Leader Election Using Spring-Boot
Warning: technical post ahead. You may want to take the children out of the room!
Spring-boot took the market by storm in the last years. Spring, as is, with MVC dependency had already bitten a huge chunk of job posts and online questions, but with the Boot simplicity, it practically set the new standart for frameworks in Java language. With it’s auto-configuration features and spring initiatizr , projects setup now takes seconds.
But all simplicity comes with a price: It’s hard to do some simple customized thing outside the framework. Maybe not hard, but when you become accustomed with blindly easy property setting, all complication gets frustrating. That’s how it began my small quest.
I was testing some features for a new project at work and one of the many ideas was to, given a number of spring nodes, without intervention, set one node as a leader to run a background job. Simple as that. It’s called Cluster Leadership Election, and it’s a commom problem in many clusterized environments (Redis among others).
Spring philosophy is to keep your server stateless, therefore there’s no need for election process, since the n nodes of your application are not exactly clusterized, in the way that they are not aware of each other. It’s great for horizontal scalling, and I believe it’s one of the “spring ways of life” wich brought it to the top. But in my case, all I wanted was a simple way to keep the nodes aware if they are or not the leader.

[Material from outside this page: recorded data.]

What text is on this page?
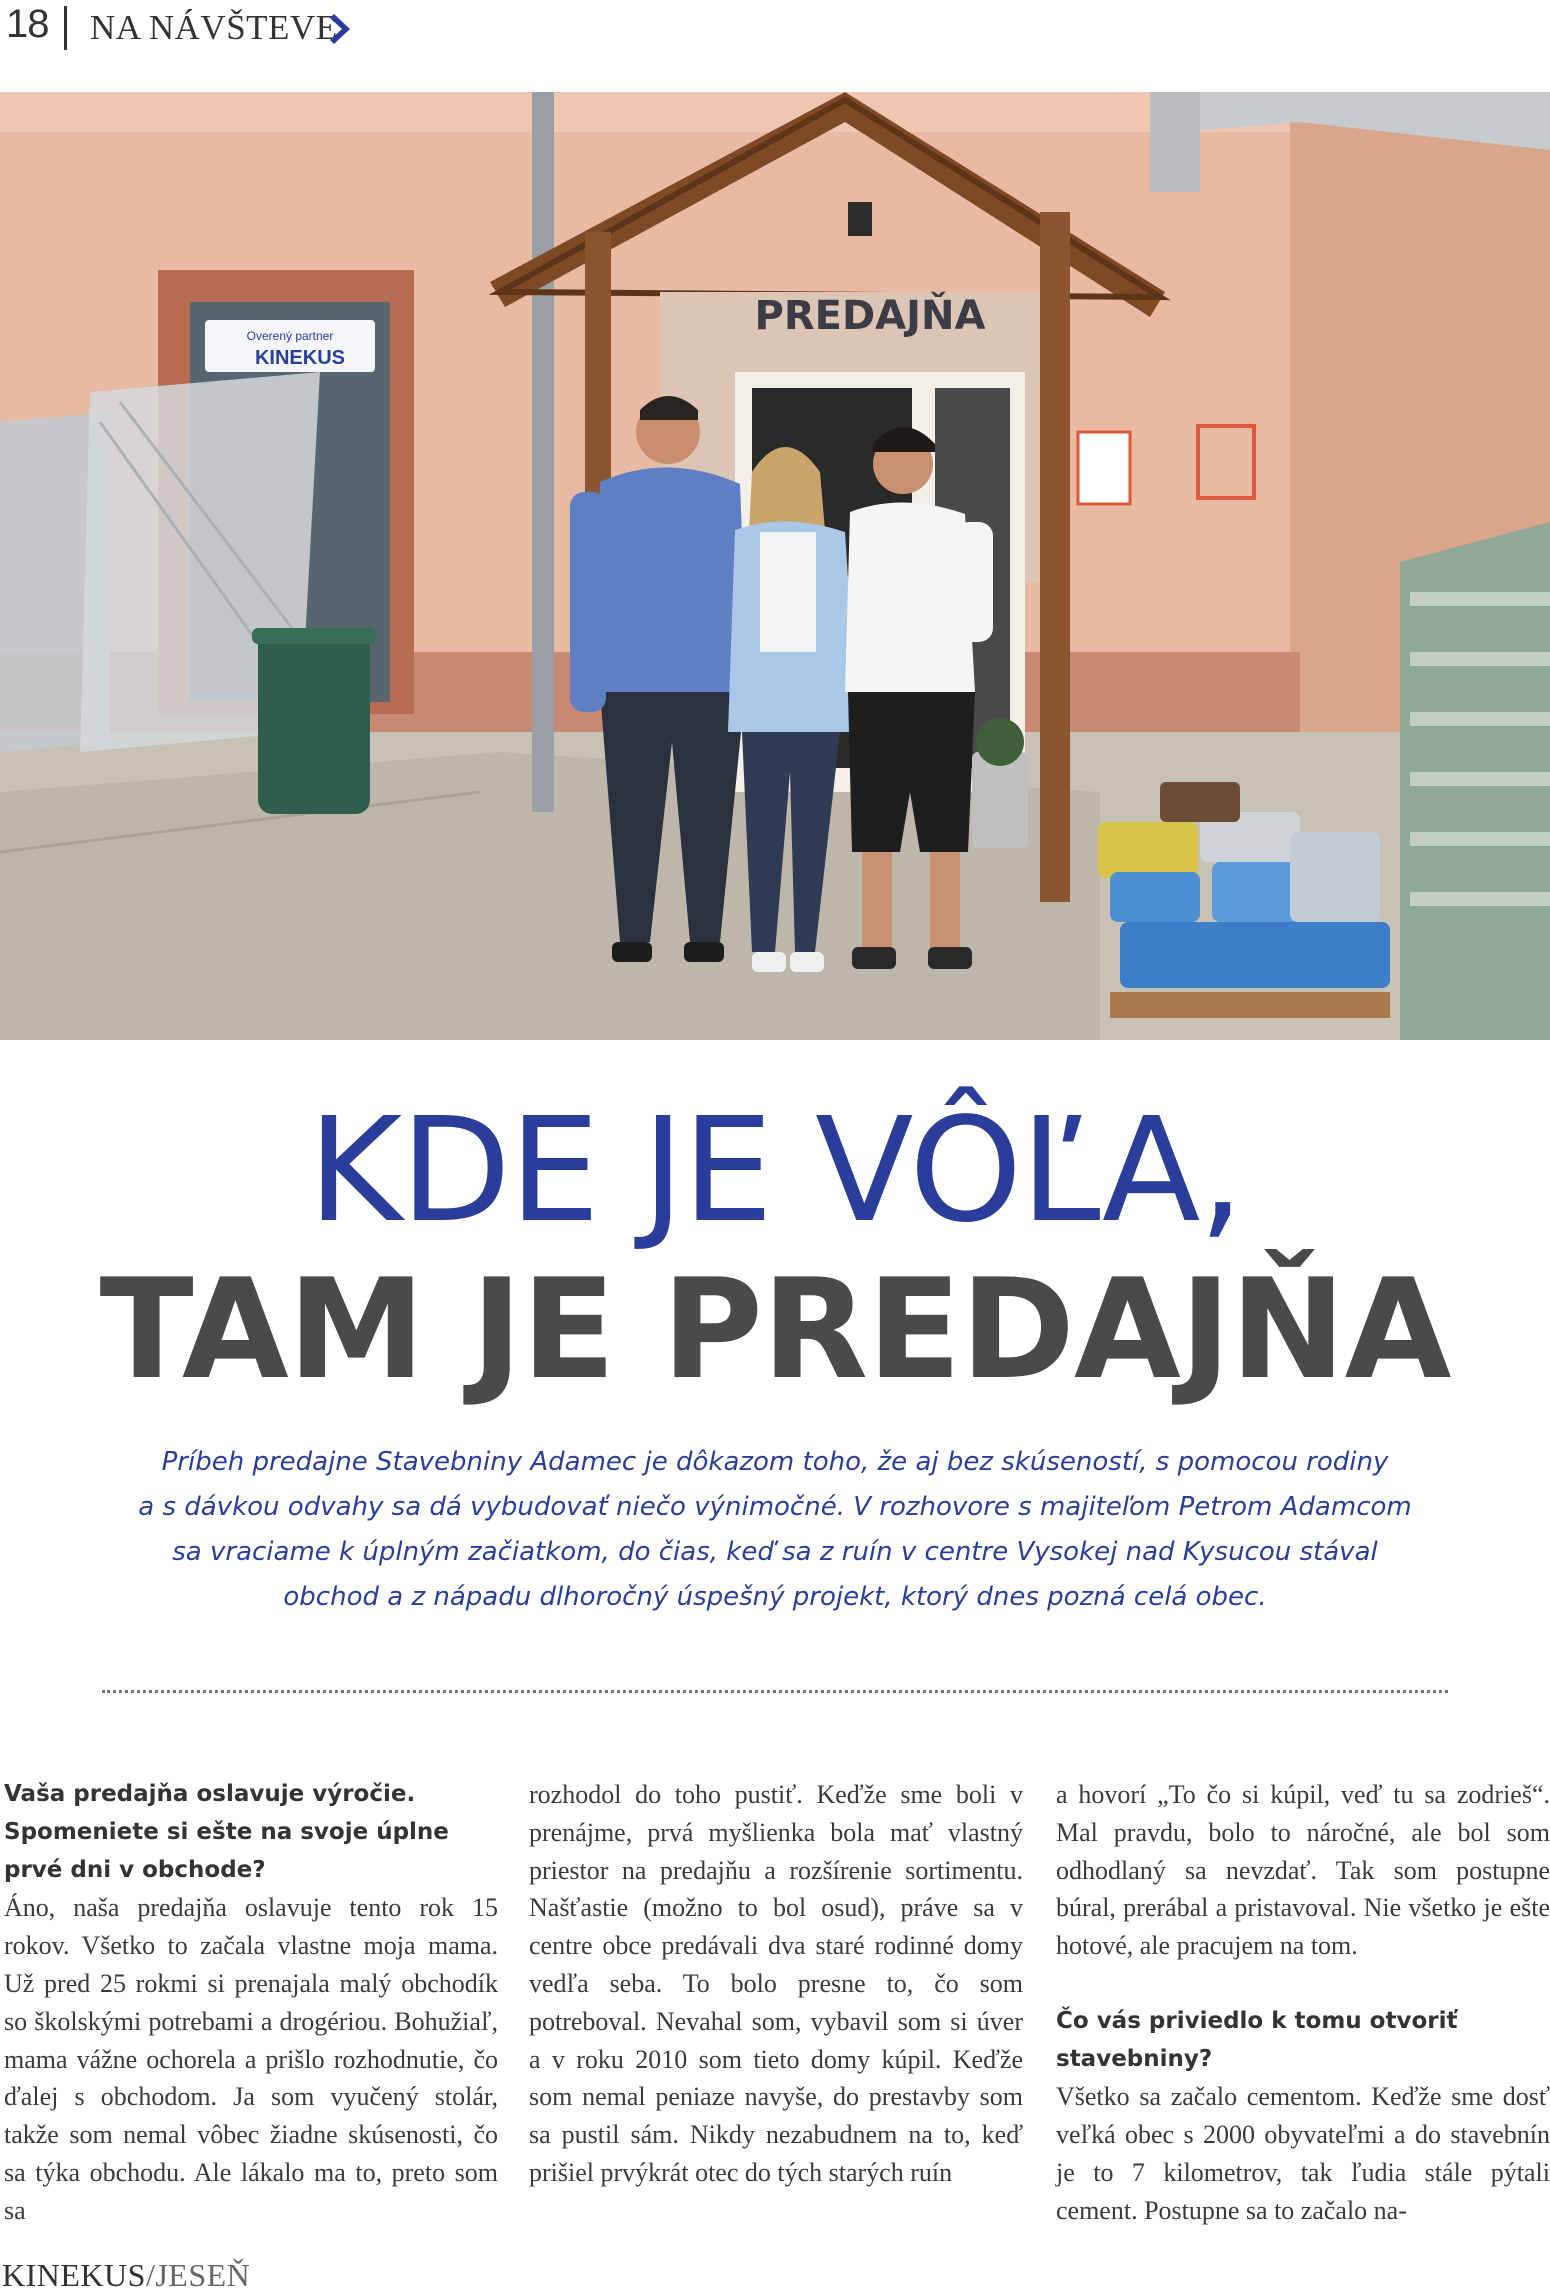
18 NA NÁVŠTEVE
Overený partner
KINEKUS
PREDAJŇA
KDE JE VÔĽA,
TAM JE PREDAJŇA
Príbeh predajne Stavebniny Adamec je dôkazom toho, že aj bez skúseností, s pomocou rodiny
a s dávkou odvahy sa dá vybudovať niečo výnimočné. V rozhovore s majiteľom Petrom Adamcom
sa vraciame k úplným začiatkom, do čias, keď sa z ruín v centre Vysokej nad Kysucou stával
obchod a z nápadu dlhoročný úspešný projekt, ktorý dnes pozná celá obec.

Vaša predajňa oslavuje výročie. Spomeniete si ešte na svoje úplne prvé dni v obchode?

Áno, naša predajňa oslavuje tento rok 15 rokov. Všetko to začala vlastne moja mama. Už pred 25 rokmi si prenajala malý obchodík so školskými potrebami a drogériou. Bohužiaľ, mama vážne ochorela a prišlo rozhodnutie, čo ďalej s obchodom. Ja som vyučený stolár, takže som nemal vôbec žiadne skúsenosti, čo sa týka obchodu. Ale lákalo ma to, preto som sa

rozhodol do toho pustiť. Keďže sme boli v prenájme, prvá myšlienka bola mať vlastný priestor na predajňu a rozšírenie sortimentu. Našťastie (možno to bol osud), práve sa v centre obce predávali dva staré rodinné domy vedľa seba. To bolo presne to, čo som potreboval. Nevahal som, vybavil som si úver a v roku 2010 som tieto domy kúpil. Keďže som nemal peniaze navyše, do prestavby som sa pustil sám. Nikdy nezabudnem na to, keď prišiel prvýkrát otec do tých starých ruín

a hovorí „To čo si kúpil, veď tu sa zodrieš“. Mal pravdu, bolo to náročné, ale bol som odhodlaný sa nevzdať. Tak som postupne búral, prerábal a pristavoval. Nie všetko je ešte hotové, ale pracujem na tom.

Čo vás priviedlo k tomu otvoriť stavebniny?

Všetko sa začalo cementom. Keďže sme dosť veľká obec s 2000 obyvateľmi a do stavebnín je to 7 kilometrov, tak ľudia stále pýtali cement. Postupne sa to začalo na-

KINEKUS/JESEŇ
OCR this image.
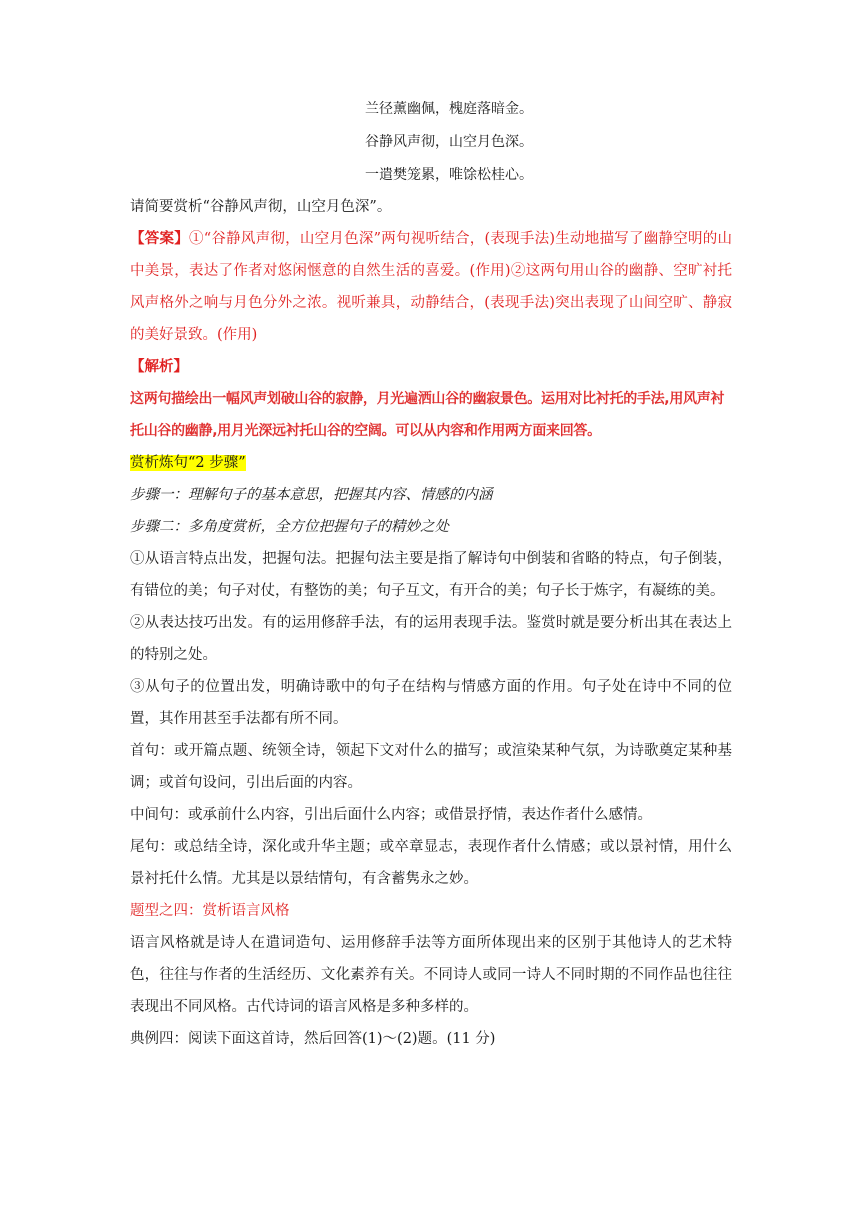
兰径薰幽佩，槐庭落暗金。

谷静风声彻，山空月色深。

一遣樊笼累，唯馀松桂心。

请简要赏析“谷静风声彻，山空月色深”。

【答案】①“谷静风声彻，山空月色深”两句视听结合，(表现手法)生动地描写了幽静空明的山中美景，表达了作者对悠闲惬意的自然生活的喜爱。(作用)②这两句用山谷的幽静、空旷衬托风声格外之响与月色分外之浓。视听兼具，动静结合，(表现手法)突出表现了山间空旷、静寂的美好景致。(作用)

【解析】

这两句描绘出一幅风声划破山谷的寂静，月光遍洒山谷的幽寂景色。运用对比衬托的手法,用风声衬托山谷的幽静,用月光深远衬托山谷的空阔。可以从内容和作用两方面来回答。

赏析炼句“2 步骤”

步骤一：理解句子的基本意思，把握其内容、情感的内涵

步骤二：多角度赏析，全方位把握句子的精妙之处

①从语言特点出发，把握句法。把握句法主要是指了解诗句中倒装和省略的特点，句子倒装，有错位的美；句子对仗，有整饬的美；句子互文，有开合的美；句子长于炼字，有凝练的美。

②从表达技巧出发。有的运用修辞手法，有的运用表现手法。鉴赏时就是要分析出其在表达上的特别之处。

③从句子的位置出发，明确诗歌中的句子在结构与情感方面的作用。句子处在诗中不同的位置，其作用甚至手法都有所不同。

首句：或开篇点题、统领全诗，领起下文对什么的描写；或渲染某种气氛，为诗歌奠定某种基调；或首句设问，引出后面的内容。

中间句：或承前什么内容，引出后面什么内容；或借景抒情，表达作者什么感情。

尾句：或总结全诗，深化或升华主题；或卒章显志，表现作者什么情感；或以景衬情，用什么景衬托什么情。尤其是以景结情句，有含蓄隽永之妙。

题型之四：赏析语言风格

语言风格就是诗人在遣词造句、运用修辞手法等方面所体现出来的区别于其他诗人的艺术特色，往往与作者的生活经历、文化素养有关。不同诗人或同一诗人不同时期的不同作品也往往表现出不同风格。古代诗词的语言风格是多种多样的。

典例四：阅读下面这首诗，然后回答(1)～(2)题。(11 分)
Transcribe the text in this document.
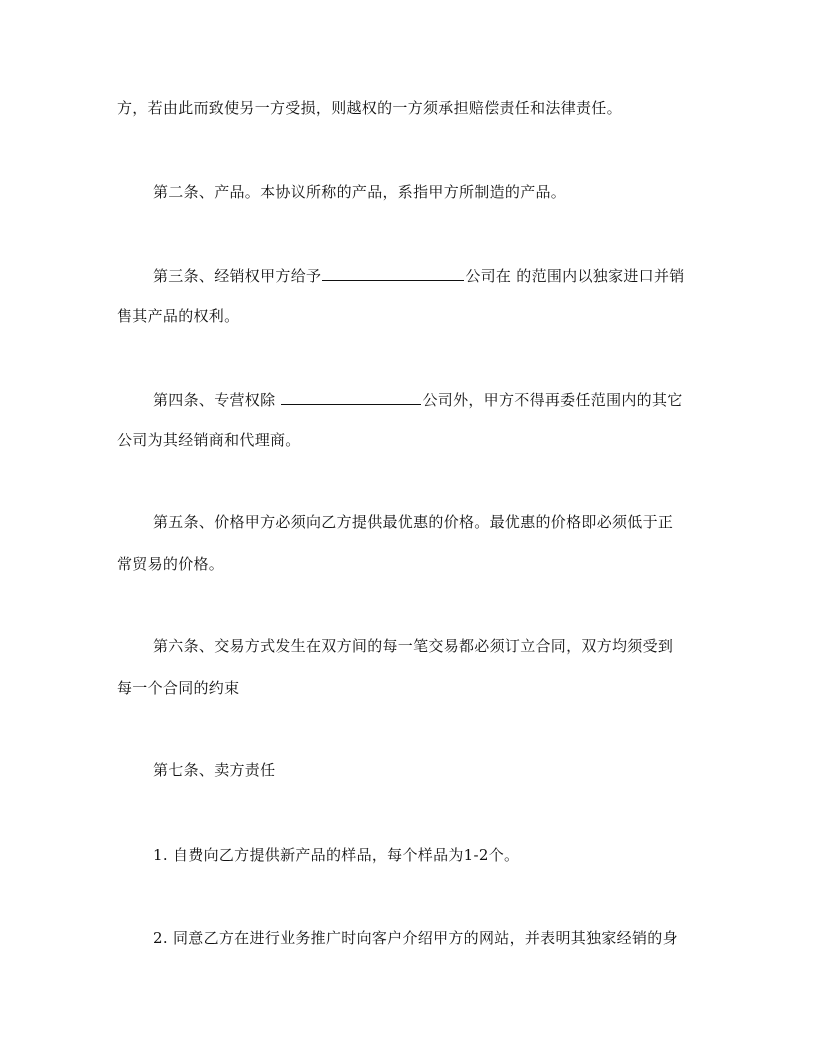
方，若由此而致使另一方受损，则越权的一方须承担赔偿责任和法律责任。
第二条、产品。本协议所称的产品，系指甲方所制造的产品。
第三条、经销权甲方给予	公司在 的范围内以独家进口并销
售其产品的权利。
第四条、专营权除	公司外，甲方不得再委任范围内的其它
公司为其经销商和代理商。
第五条、价格甲方必须向乙方提供最优惠的价格。最优惠的价格即必须低于正
常贸易的价格。
第六条、交易方式发生在双方间的每一笔交易都必须订立合同，双方均须受到
每一个合同的约束
第七条、卖方责任
1. 自费向乙方提供新产品的样品，每个样品为1-2个。
2. 同意乙方在进行业务推广时向客户介绍甲方的网站，并表明其独家经销的身
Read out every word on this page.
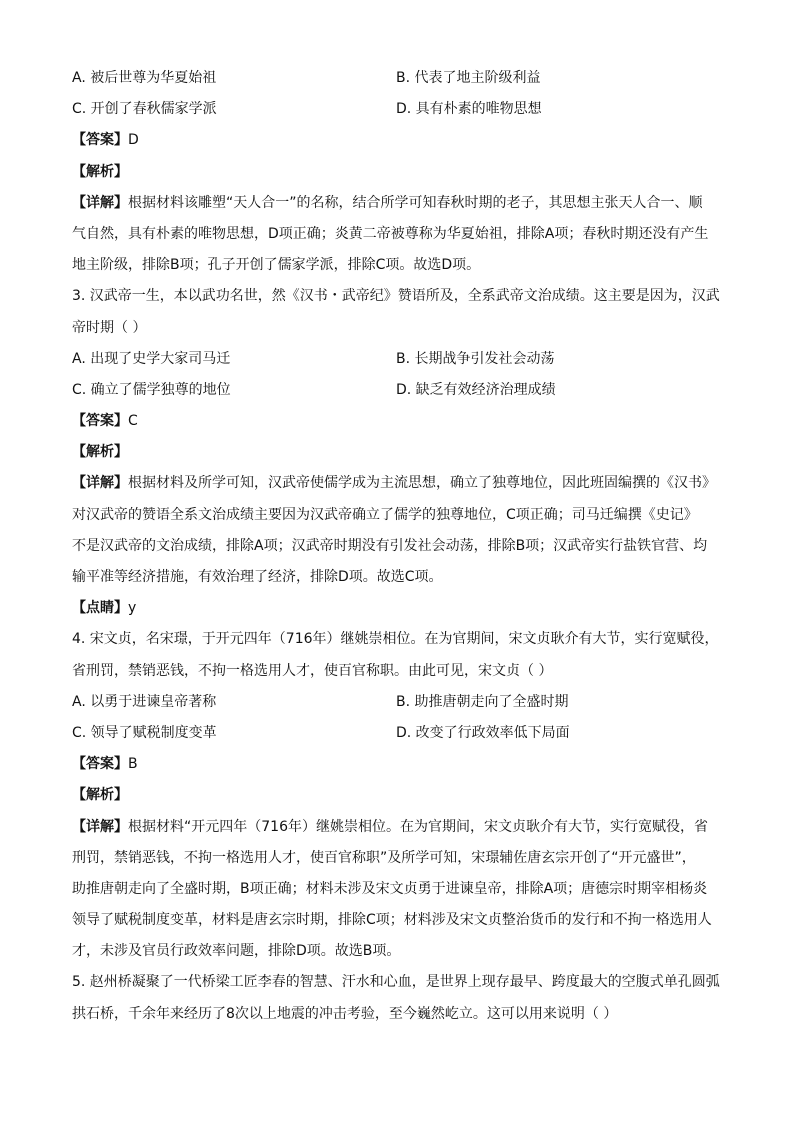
A. 被后世尊为华夏始祖	B. 代表了地主阶级利益
C. 开创了春秋儒家学派	D. 具有朴素的唯物思想
【答案】D
【解析】
【详解】根据材料该雕塑“天人合一”的名称，结合所学可知春秋时期的老子，其思想主张天人合一、顺
气自然，具有朴素的唯物思想，D项正确；炎黄二帝被尊称为华夏始祖，排除A项；春秋时期还没有产生
地主阶级，排除B项；孔子开创了儒家学派，排除C项。故选D项。
3. 汉武帝一生，本以武功名世，然《汉书・武帝纪》赞语所及，全系武帝文治成绩。这主要是因为，汉武
帝时期（ ）
A. 出现了史学大家司马迁	B. 长期战争引发社会动荡
C. 确立了儒学独尊的地位	D. 缺乏有效经济治理成绩
【答案】C
【解析】
【详解】根据材料及所学可知，汉武帝使儒学成为主流思想，确立了独尊地位，因此班固编撰的《汉书》
对汉武帝的赞语全系文治成绩主要因为汉武帝确立了儒学的独尊地位，C项正确；司马迁编撰《史记》
不是汉武帝的文治成绩，排除A项；汉武帝时期没有引发社会动荡，排除B项；汉武帝实行盐铁官营、均
输平准等经济措施，有效治理了经济，排除D项。故选C项。
【点睛】y
4. 宋文贞，名宋璟，于开元四年（716年）继姚崇相位。在为官期间，宋文贞耿介有大节，实行宽赋役，
省刑罚，禁销恶钱，不拘一格选用人才，使百官称职。由此可见，宋文贞（ ）
A. 以勇于进谏皇帝著称	B. 助推唐朝走向了全盛时期
C. 领导了赋税制度变革	D. 改变了行政效率低下局面
【答案】B
【解析】
【详解】根据材料“开元四年（716年）继姚崇相位。在为官期间，宋文贞耿介有大节，实行宽赋役，省
刑罚，禁销恶钱，不拘一格选用人才，使百官称职”及所学可知，宋璟辅佐唐玄宗开创了“开元盛世”，
助推唐朝走向了全盛时期，B项正确；材料未涉及宋文贞勇于进谏皇帝，排除A项；唐德宗时期宰相杨炎
领导了赋税制度变革，材料是唐玄宗时期，排除C项；材料涉及宋文贞整治货币的发行和不拘一格选用人
才，未涉及官员行政效率问题，排除D项。故选B项。
5. 赵州桥凝聚了一代桥梁工匠李春的智慧、汗水和心血，是世界上现存最早、跨度最大的空腹式单孔圆弧
拱石桥，千余年来经历了8次以上地震的冲击考验，至今巍然屹立。这可以用来说明（ ）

Searching the documentation, I’ve first come across Leadership Election with Hazelcast Spring Cloud Cluster, but oops, it’s Deprecated in favour of Spring-Integration. I started looking at this one instead, but it was an immense overkill for my use case. I didn’t need complex interations between my nodes, neither needed grand integrations between many different protocols. Dead end.
The other way I’ve found was to use ZooKeeper. It is an awesome project, which has by default the Leadership Election that I so much needed. But, again, setting up a ZooKeeper cluster seemed a big step to execute something simple. I didn’t need service discovery and the many more features it brings to the table. Seemed like a cannon to kill an ant. Discarded.
Besides these two I found… nothing. It was really difficult finding someone with the same problem, and, when I found, they usually built something big and complex, with database tables and the sort. Not the idea of quick and simple that I had in mind.
So, I built one myself.
Using redis set to create a lock registry, the idea is: Whoever holds the lock, is the leader. This is somewhat different from other implementation where the oldest node is the leader until shutdown, because the leadership can go from node to node depending on the lock ping and the lock timout, but scratched my itch. It is simple, with easy configuration, reliable and expandable.
It’s nice to test it in, say, four different terminals. That way you can kill and spawn the proccess and check it’s own organization to define the leader and change it. One improvement would be to randomize the fixed delays and check the behaviour. I will do this test in a near future.
Please, oh please, if you find any bug or problem, let me know.